Tim Dwyer

Personal information
- Full name: Timothy Dwyer
- Born: 31 May 1963 (age 62) Nambour, Queensland, Australia

Playing information
- Position: Fullback, Wing
Club
| Years | Team | Pld | T | G | FG | P |
| 1985–88 | Barrow |  |  |  |  |  |
| 1988 | Manly Sea Eagles | 12 | 2 | 7 | 0 | 22 |
| 1989–90 | Eastern Suburbs | 14 | 4 | 10 | 0 | 36 |
| 1990–91 | Fulham | 0 | 0 | 0 | 0 | 0 |
|  | Total | 26 | 6 | 17 | 0 | 58 |
- Source:

= Tim Dwyer (rugby league) =

Australian rugby league footballer

Timothy Dwyer (born 31 May 1963) is an Australian former professional rugby league footballer who played for the Manly Sea Eagles and Eastern Suburbs, and for Barrow and Fulham RLFC in England.

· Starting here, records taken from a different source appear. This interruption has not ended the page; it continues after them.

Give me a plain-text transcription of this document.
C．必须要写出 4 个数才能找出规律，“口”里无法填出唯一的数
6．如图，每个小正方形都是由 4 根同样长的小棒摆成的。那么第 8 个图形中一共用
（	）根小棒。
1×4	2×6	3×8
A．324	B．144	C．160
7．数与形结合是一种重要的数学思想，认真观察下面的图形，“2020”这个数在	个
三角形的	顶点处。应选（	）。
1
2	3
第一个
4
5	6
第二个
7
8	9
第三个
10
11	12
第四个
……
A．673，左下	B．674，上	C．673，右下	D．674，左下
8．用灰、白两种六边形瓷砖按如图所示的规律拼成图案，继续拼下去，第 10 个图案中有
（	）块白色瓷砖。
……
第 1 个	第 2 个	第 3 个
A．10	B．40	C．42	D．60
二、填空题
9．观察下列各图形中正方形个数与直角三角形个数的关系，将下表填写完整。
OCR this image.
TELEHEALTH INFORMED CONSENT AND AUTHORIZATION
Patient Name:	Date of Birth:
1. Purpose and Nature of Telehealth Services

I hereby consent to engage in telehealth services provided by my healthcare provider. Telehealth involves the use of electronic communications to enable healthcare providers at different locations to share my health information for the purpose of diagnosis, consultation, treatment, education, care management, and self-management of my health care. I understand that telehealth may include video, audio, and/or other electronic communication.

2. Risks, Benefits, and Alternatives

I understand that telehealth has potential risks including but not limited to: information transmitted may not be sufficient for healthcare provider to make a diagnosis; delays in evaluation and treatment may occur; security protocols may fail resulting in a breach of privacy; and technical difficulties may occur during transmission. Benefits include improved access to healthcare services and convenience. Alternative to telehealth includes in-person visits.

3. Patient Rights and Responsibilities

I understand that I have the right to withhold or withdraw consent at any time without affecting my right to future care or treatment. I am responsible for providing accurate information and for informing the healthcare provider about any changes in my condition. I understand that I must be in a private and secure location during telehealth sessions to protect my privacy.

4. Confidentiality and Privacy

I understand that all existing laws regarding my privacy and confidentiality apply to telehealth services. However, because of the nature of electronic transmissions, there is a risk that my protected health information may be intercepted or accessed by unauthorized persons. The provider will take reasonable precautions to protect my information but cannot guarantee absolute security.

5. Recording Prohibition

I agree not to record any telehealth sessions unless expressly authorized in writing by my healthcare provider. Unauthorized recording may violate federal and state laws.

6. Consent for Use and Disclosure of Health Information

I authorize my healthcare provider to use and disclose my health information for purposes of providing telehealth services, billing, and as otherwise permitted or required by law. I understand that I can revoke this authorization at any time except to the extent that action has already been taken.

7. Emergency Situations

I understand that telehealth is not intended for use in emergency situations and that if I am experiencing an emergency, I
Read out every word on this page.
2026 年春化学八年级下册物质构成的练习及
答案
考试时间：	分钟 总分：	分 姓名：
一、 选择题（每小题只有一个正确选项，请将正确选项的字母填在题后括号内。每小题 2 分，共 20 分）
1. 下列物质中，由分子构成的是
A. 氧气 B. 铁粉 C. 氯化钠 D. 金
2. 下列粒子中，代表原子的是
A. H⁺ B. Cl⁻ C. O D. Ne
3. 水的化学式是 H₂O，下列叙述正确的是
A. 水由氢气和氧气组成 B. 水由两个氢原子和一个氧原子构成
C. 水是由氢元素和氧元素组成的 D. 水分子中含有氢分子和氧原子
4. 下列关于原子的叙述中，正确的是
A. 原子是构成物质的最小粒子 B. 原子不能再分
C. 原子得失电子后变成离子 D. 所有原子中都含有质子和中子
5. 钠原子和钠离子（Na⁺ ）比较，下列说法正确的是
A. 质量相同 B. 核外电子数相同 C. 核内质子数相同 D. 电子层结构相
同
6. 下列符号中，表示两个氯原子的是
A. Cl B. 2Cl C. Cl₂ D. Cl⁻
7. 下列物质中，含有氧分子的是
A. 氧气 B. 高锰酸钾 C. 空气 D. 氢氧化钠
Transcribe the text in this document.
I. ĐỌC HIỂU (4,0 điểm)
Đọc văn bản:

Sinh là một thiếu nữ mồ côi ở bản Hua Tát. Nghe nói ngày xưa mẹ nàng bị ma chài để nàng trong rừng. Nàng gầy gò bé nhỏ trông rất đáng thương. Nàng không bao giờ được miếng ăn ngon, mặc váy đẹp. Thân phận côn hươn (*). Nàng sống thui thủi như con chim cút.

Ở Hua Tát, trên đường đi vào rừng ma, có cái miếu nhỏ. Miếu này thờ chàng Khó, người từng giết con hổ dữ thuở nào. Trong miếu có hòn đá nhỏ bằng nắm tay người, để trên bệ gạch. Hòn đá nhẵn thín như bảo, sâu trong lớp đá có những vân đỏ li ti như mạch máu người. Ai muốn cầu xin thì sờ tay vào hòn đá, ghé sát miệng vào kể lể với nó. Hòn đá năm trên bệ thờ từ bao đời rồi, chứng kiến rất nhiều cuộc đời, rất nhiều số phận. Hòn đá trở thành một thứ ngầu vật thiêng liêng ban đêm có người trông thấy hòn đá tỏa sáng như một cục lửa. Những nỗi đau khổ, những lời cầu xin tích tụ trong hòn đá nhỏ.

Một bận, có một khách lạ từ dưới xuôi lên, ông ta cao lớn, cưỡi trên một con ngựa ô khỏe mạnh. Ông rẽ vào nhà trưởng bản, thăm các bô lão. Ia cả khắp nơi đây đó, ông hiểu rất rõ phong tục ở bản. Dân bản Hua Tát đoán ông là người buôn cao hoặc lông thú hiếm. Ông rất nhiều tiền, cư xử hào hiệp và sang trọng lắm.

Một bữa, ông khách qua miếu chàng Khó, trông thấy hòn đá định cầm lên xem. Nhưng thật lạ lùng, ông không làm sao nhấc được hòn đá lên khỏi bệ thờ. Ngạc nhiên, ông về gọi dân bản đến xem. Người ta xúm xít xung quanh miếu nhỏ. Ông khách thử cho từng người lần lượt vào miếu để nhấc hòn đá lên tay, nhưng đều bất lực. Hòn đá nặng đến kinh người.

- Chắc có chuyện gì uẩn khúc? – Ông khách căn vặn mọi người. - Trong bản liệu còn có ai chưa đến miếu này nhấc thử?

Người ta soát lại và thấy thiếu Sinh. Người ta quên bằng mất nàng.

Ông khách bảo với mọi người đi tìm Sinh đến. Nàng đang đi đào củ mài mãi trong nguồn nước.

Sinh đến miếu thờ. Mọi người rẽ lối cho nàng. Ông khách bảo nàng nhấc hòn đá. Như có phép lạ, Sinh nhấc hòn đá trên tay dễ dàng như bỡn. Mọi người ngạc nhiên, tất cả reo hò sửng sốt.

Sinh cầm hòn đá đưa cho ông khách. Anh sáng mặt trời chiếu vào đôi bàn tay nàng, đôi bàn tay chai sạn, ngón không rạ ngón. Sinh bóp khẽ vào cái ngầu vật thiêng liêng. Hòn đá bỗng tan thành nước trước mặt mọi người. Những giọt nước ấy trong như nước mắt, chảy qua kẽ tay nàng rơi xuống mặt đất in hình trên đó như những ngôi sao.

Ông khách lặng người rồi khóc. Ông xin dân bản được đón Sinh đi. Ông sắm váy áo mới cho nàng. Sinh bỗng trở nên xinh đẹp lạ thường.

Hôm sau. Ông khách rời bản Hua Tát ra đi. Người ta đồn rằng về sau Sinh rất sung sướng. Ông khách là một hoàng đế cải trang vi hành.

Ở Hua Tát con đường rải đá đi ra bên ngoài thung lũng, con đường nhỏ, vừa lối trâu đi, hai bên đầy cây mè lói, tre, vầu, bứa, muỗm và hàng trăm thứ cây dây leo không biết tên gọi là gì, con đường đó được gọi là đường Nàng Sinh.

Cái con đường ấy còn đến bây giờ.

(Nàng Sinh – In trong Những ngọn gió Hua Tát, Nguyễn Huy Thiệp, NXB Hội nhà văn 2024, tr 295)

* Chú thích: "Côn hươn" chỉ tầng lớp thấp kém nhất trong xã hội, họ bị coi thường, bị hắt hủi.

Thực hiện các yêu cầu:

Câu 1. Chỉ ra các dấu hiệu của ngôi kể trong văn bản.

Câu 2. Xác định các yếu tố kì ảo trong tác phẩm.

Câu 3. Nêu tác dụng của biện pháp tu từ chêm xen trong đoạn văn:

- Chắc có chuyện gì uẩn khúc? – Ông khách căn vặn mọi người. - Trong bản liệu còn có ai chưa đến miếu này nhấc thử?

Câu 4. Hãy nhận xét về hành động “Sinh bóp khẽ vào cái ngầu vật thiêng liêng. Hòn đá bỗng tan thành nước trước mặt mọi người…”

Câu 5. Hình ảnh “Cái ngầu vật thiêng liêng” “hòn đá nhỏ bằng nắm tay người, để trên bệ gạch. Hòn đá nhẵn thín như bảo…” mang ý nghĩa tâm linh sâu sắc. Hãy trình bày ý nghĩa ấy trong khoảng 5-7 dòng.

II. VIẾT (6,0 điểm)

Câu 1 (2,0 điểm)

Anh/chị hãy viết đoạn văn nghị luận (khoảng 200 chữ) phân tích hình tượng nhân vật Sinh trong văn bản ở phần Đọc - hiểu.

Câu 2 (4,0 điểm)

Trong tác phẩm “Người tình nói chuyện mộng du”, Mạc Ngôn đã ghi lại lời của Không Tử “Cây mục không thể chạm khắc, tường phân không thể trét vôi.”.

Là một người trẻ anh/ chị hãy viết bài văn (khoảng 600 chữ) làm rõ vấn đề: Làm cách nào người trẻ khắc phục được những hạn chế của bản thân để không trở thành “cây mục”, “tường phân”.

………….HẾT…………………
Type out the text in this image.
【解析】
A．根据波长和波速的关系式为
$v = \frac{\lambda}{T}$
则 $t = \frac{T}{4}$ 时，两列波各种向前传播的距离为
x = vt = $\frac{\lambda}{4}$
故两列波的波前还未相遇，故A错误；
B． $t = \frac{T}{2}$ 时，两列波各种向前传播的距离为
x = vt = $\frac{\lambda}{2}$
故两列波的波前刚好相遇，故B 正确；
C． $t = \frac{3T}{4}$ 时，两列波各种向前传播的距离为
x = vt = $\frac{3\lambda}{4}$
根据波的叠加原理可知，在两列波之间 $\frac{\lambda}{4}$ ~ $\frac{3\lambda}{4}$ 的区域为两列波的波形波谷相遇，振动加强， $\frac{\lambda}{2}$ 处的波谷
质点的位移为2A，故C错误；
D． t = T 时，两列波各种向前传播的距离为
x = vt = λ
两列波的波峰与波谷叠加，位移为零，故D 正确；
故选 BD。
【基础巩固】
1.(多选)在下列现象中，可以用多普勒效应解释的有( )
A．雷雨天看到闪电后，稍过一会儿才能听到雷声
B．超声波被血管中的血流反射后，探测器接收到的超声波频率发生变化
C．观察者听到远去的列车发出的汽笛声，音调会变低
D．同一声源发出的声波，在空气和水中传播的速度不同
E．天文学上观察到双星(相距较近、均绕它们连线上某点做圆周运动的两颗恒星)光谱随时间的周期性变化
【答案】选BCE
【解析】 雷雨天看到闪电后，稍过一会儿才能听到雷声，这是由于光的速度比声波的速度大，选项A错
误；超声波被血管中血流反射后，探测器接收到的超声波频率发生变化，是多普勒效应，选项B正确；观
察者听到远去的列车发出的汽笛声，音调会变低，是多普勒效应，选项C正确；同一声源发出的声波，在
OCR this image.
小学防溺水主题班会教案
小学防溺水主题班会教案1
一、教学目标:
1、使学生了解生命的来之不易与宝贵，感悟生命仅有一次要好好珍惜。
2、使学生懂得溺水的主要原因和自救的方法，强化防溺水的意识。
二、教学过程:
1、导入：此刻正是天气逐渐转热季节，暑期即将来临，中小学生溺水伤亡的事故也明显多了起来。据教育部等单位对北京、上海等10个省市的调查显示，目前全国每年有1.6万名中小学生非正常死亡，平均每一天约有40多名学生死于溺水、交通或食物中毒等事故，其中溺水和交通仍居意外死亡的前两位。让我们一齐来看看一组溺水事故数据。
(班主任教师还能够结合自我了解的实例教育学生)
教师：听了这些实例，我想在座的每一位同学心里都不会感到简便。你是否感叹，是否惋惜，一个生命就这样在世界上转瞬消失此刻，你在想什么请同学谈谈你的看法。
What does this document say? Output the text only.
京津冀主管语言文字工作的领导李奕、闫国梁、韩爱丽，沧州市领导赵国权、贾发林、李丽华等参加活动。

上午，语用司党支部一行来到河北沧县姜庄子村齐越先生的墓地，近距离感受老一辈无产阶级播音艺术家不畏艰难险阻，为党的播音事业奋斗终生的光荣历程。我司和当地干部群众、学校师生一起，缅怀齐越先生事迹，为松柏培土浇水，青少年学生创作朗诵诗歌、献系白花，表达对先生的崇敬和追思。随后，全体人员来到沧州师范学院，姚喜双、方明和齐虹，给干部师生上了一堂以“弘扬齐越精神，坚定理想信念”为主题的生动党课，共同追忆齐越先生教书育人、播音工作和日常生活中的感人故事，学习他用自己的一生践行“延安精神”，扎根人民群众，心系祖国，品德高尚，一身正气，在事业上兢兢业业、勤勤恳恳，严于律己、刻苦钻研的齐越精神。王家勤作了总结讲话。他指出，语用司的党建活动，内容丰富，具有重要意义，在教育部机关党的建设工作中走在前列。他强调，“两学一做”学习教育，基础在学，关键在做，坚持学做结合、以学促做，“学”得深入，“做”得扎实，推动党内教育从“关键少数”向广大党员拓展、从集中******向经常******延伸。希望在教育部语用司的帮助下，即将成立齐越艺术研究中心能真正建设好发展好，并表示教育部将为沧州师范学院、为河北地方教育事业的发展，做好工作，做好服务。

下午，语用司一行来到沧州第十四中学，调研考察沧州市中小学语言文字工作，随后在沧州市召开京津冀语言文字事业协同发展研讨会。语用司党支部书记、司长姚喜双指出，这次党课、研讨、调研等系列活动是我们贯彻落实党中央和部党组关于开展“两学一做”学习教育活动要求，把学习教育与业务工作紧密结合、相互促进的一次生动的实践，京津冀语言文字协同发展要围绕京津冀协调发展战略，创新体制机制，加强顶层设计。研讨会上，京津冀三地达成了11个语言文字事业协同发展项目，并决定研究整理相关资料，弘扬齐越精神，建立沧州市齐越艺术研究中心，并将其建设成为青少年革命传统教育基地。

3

Dwyer, a fullback, played his junior rugby league for the Caloundra Sharks. He is the son of a former mayor of Caloundra City Council, Des Dwyer.

In the 1988 NSWRL season, Dwyer featured in 12 premiership games for Manly. His season ended in round 20 when he had his jaw broken in an accidental collision with Ellery Hanley while under a high kick. Despite the injury he played out the remaining 30 minutes of the game, setting up a try for Matt Burke which proved the difference between the teams.

Dwyer played first-grade for Eastern Suburbs in 1989 and 1990, making eight and six appearances respectively.